2011.12.06: 平成23年度環境厚生委員会 抜粋 本文(質疑3)
◯安藤委員
 2つの項目で質問します。
 1つ目は、青森県小児がん等がん調査事業についてです。
 福島第一原発事故を受けて、子供たちのがんの発症を大変心配する声が上がっています。そういう中で、青森県が子供たちのがんの調査をしてきたというのは大変注目されることだと思っています。

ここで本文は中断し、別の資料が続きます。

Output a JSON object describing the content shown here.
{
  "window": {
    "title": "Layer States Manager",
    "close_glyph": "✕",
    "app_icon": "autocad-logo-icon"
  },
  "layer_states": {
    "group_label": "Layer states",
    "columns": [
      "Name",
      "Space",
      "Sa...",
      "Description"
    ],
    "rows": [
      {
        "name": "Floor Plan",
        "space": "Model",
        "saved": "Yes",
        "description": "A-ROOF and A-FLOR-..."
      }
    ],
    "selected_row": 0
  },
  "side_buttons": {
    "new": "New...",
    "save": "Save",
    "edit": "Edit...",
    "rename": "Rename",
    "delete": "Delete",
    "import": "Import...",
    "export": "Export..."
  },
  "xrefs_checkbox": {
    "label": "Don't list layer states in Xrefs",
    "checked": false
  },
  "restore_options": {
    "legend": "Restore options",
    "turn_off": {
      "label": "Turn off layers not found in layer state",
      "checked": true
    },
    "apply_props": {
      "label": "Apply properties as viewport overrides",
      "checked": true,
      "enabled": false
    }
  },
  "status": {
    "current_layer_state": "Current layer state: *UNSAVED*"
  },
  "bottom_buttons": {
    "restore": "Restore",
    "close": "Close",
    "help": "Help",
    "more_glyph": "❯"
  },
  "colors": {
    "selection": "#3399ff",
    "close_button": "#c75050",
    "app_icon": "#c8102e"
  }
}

 そこで、最初に青森県小児がん等がん調査事業の概要を伺います。
◯齋藤がん・生活習慣病対策課長
 青森県小児がん等がん調査事業は、六ヶ所村の再処理施設に対する県民の健康に対する不安を解消するため、国と県が連携し、再処理施設が操業を開始する前から県内の医療機関の協力を得まして、放射線の影響があらわれやすいと言われている小児がん等に関するデータを継続的に収集、蓄積し、その結果を県民に公表することを目的として、平成11年度、平成12年1月からですけれども、実施しております。
 具体的な事業の内容といたしましては、調査事業を円滑に実施するため、小児がんや疫学等の専門家などで構成される調査委員会を設置し、調査の具体的な内容の選定・評価、収集データの分析、総合的な評価及び報告書の作成等を行うこととしております。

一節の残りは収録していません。